Monday 23rd 's auction, organized by Christie's, was attended by nearly 1,200 bidders and mundane passer-bys. It was dedicated to impressionist and modern art pieces, and the financial result made clear that the economic crisis did not empty all pockets. After a cold bid on the first few pieces, buyers smashed seven world records. For instance, Madame L. R., a sculpture from Constantin Brancusi, was bought for 28.1 million Euros—versus its estimated value of 15 to 20 millions Euros.
Les Coucous, from Matisse, hit 35.9 millions Euros, nearly three times its estimated value of 12 to 18 millions Euros. A perfume bottle designed by Marcel Duchamp and entitled Belle haleine-Eau de voilette, was bought for 7.9 millions Euros, while Composition avec bleu, rouge, jaune et noir, from Piet Mondrian, was sold at 19.2 millions Euros, again two times more than its estimated value.
Among other impressive pieces, a piece from 19th Century French painter Gericault, was bought for 8 millions Euros, the highest price ever for this artist. The Portrait de la comtesse de La Rue from Ingres also did hit a record at 2.1 million Euros.
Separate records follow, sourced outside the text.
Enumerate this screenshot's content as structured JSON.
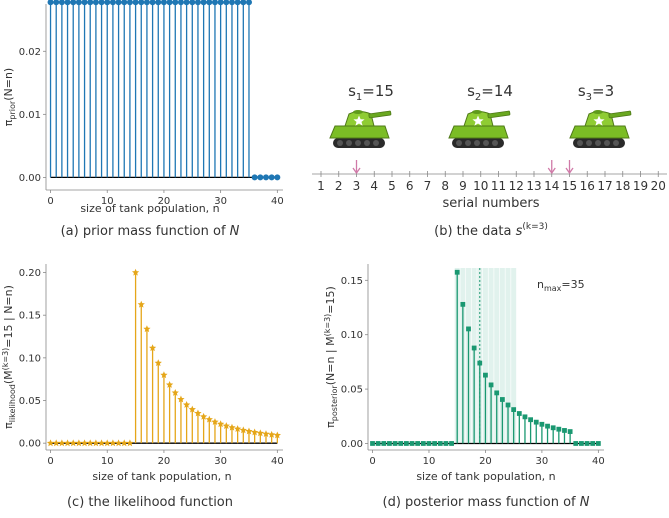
{
  "colors": {
    "prior": "#1f77b4",
    "likelihood": "#e5a619",
    "posterior": "#1a9871",
    "zero_line": "#000000",
    "arrow": "#d07aa8",
    "tank_body": "#7bbd25",
    "tank_dark": "#4f7a18",
    "tread": "#2a2a2a"
  },
  "chart_data": [
    {
      "id": "a",
      "type": "stem",
      "title": "(a) prior mass function of N",
      "xlabel": "size of tank population, n",
      "ylabel": "πprior(N=n)",
      "xlim": [
        -0.8,
        41
      ],
      "ylim": [
        -0.002,
        0.0275
      ],
      "xticks": [
        0,
        10,
        20,
        30,
        40
      ],
      "yticks": [
        0.0,
        0.01,
        0.02
      ],
      "ytick_labels": [
        "0.00",
        "0.01",
        "0.02"
      ],
      "marker": "circle",
      "support": [
        0,
        35
      ],
      "value": 0.02778,
      "n_max": 40
    },
    {
      "id": "c",
      "type": "stem",
      "title": "(c) the likelihood function",
      "xlabel": "size of tank population, n",
      "ylabel": "πlikelihood(M(k=3)=15 | N=n)",
      "xlim": [
        -0.8,
        41
      ],
      "ylim": [
        -0.008,
        0.21
      ],
      "xticks": [
        0,
        10,
        20,
        30,
        40
      ],
      "yticks": [
        0.0,
        0.05,
        0.1,
        0.15,
        0.2
      ],
      "ytick_labels": [
        "0.00",
        "0.05",
        "0.10",
        "0.15",
        "0.20"
      ],
      "marker": "star",
      "rule": "P(max=15|n) = C(14,2)/C(n,3) for n>=15",
      "n_max": 40
    },
    {
      "id": "d",
      "type": "stem",
      "title": "(d) posterior mass function of N",
      "xlabel": "size of tank population, n",
      "ylabel": "πposterior(N=n | M(k=3)=15)",
      "xlim": [
        -0.8,
        41
      ],
      "ylim": [
        -0.006,
        0.165
      ],
      "xticks": [
        0,
        10,
        20,
        30,
        40
      ],
      "yticks": [
        0.0,
        0.05,
        0.1,
        0.15
      ],
      "ytick_labels": [
        "0.00",
        "0.05",
        "0.10",
        "0.15"
      ],
      "marker": "square",
      "n_max_label": "nmax=35",
      "posterior_mean": 19,
      "credible_interval": [
        15,
        25
      ],
      "n_max": 40
    }
  ],
  "data_panel": {
    "title": "(b) the data s(k=3)",
    "axis_label": "serial numbers",
    "numbers": [
      "1",
      "2",
      "3",
      "4",
      "5",
      "6",
      "7",
      "8",
      "9",
      "10",
      "11",
      "12",
      "13",
      "14",
      "15",
      "16",
      "17",
      "18",
      "19",
      "20"
    ],
    "observed": [
      3,
      14,
      15
    ],
    "tanks": [
      {
        "label": "s1=15",
        "serial": 15
      },
      {
        "label": "s2=14",
        "serial": 14
      },
      {
        "label": "s3=3",
        "serial": 3
      }
    ]
  },
  "text": {
    "cap_a": "(a) prior mass function of ",
    "cap_b": "(b) the data ",
    "cap_c": "(c) the likelihood function",
    "cap_d": "(d) posterior mass function of ",
    "N": "N",
    "s": "s",
    "s_sup": "(k=3)",
    "xlabel": "size of tank population, n",
    "serial_numbers": "serial numbers",
    "ylab_a_main": "π",
    "ylab_a_sub": "prior",
    "ylab_a_tail": "(N=n)",
    "ylab_c_main": "π",
    "ylab_c_sub": "likelihood",
    "ylab_c_mid": "(M",
    "ylab_c_sup": "(k=3)",
    "ylab_c_tail": "=15 | N=n)",
    "ylab_d_main": "π",
    "ylab_d_sub": "posterior",
    "ylab_d_mid": "(N=n | M",
    "ylab_d_sup": "(k=3)",
    "ylab_d_tail": "=15)",
    "nmax_n": "n",
    "nmax_sub": "max",
    "nmax_val": "=35",
    "tank1_s": "s",
    "tank1_sub": "1",
    "tank1_val": "=15",
    "tank2_s": "s",
    "tank2_sub": "2",
    "tank2_val": "=14",
    "tank3_s": "s",
    "tank3_sub": "3",
    "tank3_val": "=3"
  }
}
The auction on Tuesday, Feb. 24, focused on silversmith works, miniatures and home furniture, beating four new records in this category. And finally, on Wednesday, Feb. 25, tens of inestimable antiques, including two bronze Chinese sculptures of a rat and a rabbit head were auctioned. These two works were vehemently claimed by the Chinese regime's delegation in France, whose legal complaint was rejected by French justice on the 23rd of February. Pierre Bergé commented to the media: "I would be entirely open to offer these two works to China, the only thing I would like to ask China as a compensation to respect human rights." A comment that, according to a spokeperson from the Chinese government, is not relevant to the question. But diplomacy is an art, too, and Bergé seems to try to auction this in a different way.